Yeah so the reason I haven't been around (thanks for asking Xeno!) is because well, I've been 'in hospital' as the British say. For a week, just got out last Friday. There was the shingles at first, then the sinus infection, immediately followed by a simultaneous bacterial throat infection (the worst I've ever felt in my life) and a urinary infection. Basically, I was so weak I couldn't be bothered to sit up to take medicine and my resting heart rate was hanging out around 150, getting up to 163 at the highest.
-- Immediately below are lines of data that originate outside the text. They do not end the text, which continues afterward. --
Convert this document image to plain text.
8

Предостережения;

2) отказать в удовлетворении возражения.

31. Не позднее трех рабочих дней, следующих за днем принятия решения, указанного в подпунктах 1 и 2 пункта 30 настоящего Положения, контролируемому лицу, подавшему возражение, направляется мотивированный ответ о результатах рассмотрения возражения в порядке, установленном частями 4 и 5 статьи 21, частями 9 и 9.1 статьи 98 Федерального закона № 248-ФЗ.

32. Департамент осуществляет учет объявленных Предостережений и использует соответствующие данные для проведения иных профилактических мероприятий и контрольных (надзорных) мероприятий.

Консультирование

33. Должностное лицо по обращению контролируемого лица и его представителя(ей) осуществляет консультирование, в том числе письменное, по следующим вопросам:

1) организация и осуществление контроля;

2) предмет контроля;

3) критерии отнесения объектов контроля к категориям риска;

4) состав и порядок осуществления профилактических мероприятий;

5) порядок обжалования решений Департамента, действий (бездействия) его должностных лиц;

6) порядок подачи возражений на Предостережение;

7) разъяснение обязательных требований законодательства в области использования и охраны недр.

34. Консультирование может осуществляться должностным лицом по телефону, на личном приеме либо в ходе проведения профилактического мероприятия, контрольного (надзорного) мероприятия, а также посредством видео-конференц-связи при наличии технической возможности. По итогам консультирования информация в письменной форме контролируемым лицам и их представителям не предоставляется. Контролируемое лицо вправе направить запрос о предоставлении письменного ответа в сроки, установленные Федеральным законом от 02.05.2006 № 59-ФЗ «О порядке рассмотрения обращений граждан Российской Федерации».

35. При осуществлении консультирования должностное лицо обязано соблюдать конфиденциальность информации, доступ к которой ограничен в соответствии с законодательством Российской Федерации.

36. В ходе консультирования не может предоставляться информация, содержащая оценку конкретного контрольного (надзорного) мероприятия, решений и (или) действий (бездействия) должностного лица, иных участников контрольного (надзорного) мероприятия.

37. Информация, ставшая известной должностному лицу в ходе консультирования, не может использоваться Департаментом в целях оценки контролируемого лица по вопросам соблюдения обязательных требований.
I went through heart tests and a CT scan, two IV locations, two antibiotics that made me feel sicker than when I came in, and getting stuck with needles 9 times in five days. At one point I was taking six pills with dinner. I also have the most beautiful bruises on my arms and hands. They were and still are afraid that I might have an immune system problem.
The thing that really killed me though was only being able to see Royal for two hours each day! I couldn't speak to my parents (literally at one point, couldn't eat, couldn't talk) and couldn't spend time with my husband, or have him look out for me.
I could go on about the pros and cons of the NHS system, but I'll just stick with one of each.
Con: Doctors and nurses didn't really feel the need to tell me what was going on. Ex: Failed to tell me what antibiotic I was being given, and when they added yet another pill I didn't even know why. This is a huge pet peeve as I really feel you have to look out for yourself where medicine is concerned, or have someone there to help -- I was pretty out of it and it would have been especially difficult to ask questions when I couldn't speak.
Pro: Pretty comfy beds and good meals, which was really nice.
Throat is great now, just finished up the second antibiotic this evening so I hope all is well. Still very tired and my legs are so weak - apparently this happens after being pretty much bed-bound for over a month - but at least I'm not as weak anymore.
There we have it, believe it or not. I admit that while in the hospital after being told I would be going home the next day, and then for the third time being told I'd have to stay, I couldn't see the bright side anymore. I just ran through everything that's happened since I've moved here (bank problems, living without a fridge/freezer, husband gone, sickness sickness sickness, etc.) and lost it, I thought it was never going to end. I couldn't even cry because I didn't want everyone to see me - silly I guess, but how I felt at the time. Now honestly, I do feel stronger and almost normal. I don't know how I got through it, but I did and I'm so happy to be home. So dramatic.
Royal just left again for two weeks - training - and unfortunately my mother who was flying here on standby has not been able to make her second/connecting flight and doesn't know when she'll be able to make the next one so... alone again, but at least under better circumstances than before!